Uma das propostas para atingir
a esperada convergência entre os dois sistemas educativos é a coerência entre
as práticas educativas do sistema escolar e familiar. Para isso, é importante
criar entre família e escola um espaço de acolhimento, ajuda e aprendizado
mútuo de estratégias produtivas e eficazes na educação de jovens e crianças.
Resultados de pesquisas
revelam que a família e a escola ocupam domínios específicos e intransponíveis
frente às suas ações. Desse modo, corre-se o risco de que, com ações
exclusivas, os sistemas percam força e suas estratégias tornem-se menos
eficazes. Essa falta de articulação das ações educativas de ambos os sistemas
revela a passividade e a falta de participação parental na escola devido à
aceitação do saber “dos especialistas” como superior (Dowling, 1996; Silveira,
2007).
Parece que a família
encontra-se “desempoderada” de suas funções educativas, enfraquecida na sua
autoridade, tanto pela manutenção do movimento higienista quanto pela difusão
das ideias psicológicas sobre a adolescência. O turbilhão vivido por
adolescentes e suas famílias agora se apresenta à escola, questionando não
apenas métodos, técnicas e conteúdos, mas também práticas e valores educativos.

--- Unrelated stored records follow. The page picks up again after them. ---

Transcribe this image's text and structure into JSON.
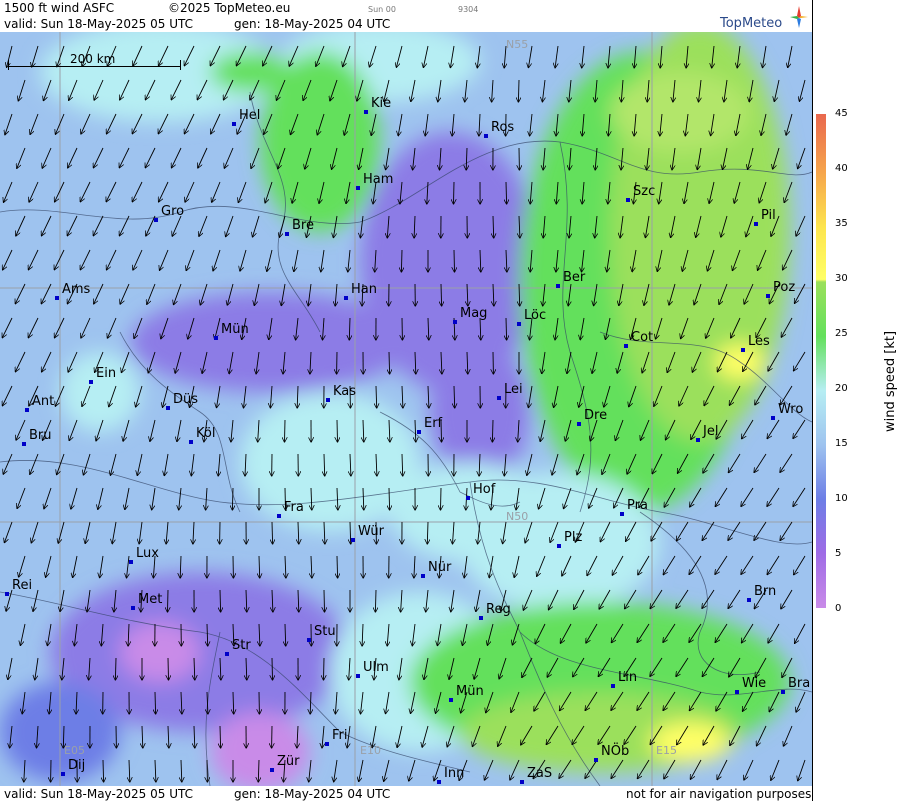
{
  "header": {
    "product": "1500 ft wind ASFC",
    "copyright": "©2025 TopMeteo.eu",
    "step": "Sun 00",
    "code": "9304",
    "valid": "valid:  Sun  18-May-2025  05 UTC",
    "gen": "gen: 18-May-2025 04 UTC"
  },
  "logo": {
    "text": "TopMeteo"
  },
  "scale": {
    "label": "200 km"
  },
  "grid_labels": [
    "N55",
    "N50",
    "E05",
    "E10",
    "E15"
  ],
  "cities": [
    "Kie",
    "Hel",
    "Ros",
    "Ham",
    "Szc",
    "Gro",
    "Bre",
    "Pil",
    "Ams",
    "Han",
    "Ber",
    "Poz",
    "Mag",
    "Löc",
    "Mün",
    "Cot",
    "Les",
    "Ein",
    "Kas",
    "Lei",
    "Ant",
    "Düs",
    "Wro",
    "Dre",
    "Erf",
    "Bru",
    "Köl",
    "Jel",
    "Hof",
    "Fra",
    "Pra",
    "Wür",
    "Plz",
    "Lux",
    "Nür",
    "Rei",
    "Brn",
    "Met",
    "Reg",
    "Stu",
    "Str",
    "Lin",
    "Ulm",
    "Wie",
    "Bra",
    "Mün",
    "Fri",
    "NÖb",
    "Dij",
    "Zür",
    "Inn",
    "ZaS"
  ],
  "footer": {
    "valid": "valid:  Sun  18-May-2025  05 UTC",
    "gen": "gen: 18-May-2025 04 UTC",
    "note": "not for air navigation purposes"
  },
  "legend": {
    "unit_label": "wind speed [kt]",
    "ticks": [
      "45",
      "40",
      "35",
      "30",
      "25",
      "20",
      "15",
      "10",
      "5",
      "0"
    ],
    "colors": {
      "c0": "#c98be8",
      "c5": "#9f6ce6",
      "c10": "#6d7ee6",
      "c15": "#9ec3ef",
      "c20": "#b6eef3",
      "c25": "#63e05c",
      "c30": "#ffff66",
      "c35": "#fde54e",
      "c40": "#f6a64c",
      "c45": "#e9684e"
    }
  }
}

A quantidade de informação disponível sobre a adolescência parece,
paradoxalmente, facilitar e ao mesmo tempo assustar os pais quanto à educação
de seus filhos.
Será realmente possível
construir um modelo cooperativo? É necessário que as fronteiras e a hierarquia
entre família e escola tornem-se menos rígidas, o que será possível a partir da
(re)definição das tarefas educativas de cada sistema para que se efetive a
ideia de cooperação. Destaca-se, então, a importância de um olhar que contemple
a interdependência da família e da escola, ampliando a compreensão de fenômenos
como a educação de crianças e adolescentes. As possibilidades de intervenção e
investigação em tais contextos são um campo fértil, especialmente em caráter
preventivo para a otimização de tais sistemas como espaços promotores de saúde.
Afinal, “Navegar é preciso; viver não é preciso!”.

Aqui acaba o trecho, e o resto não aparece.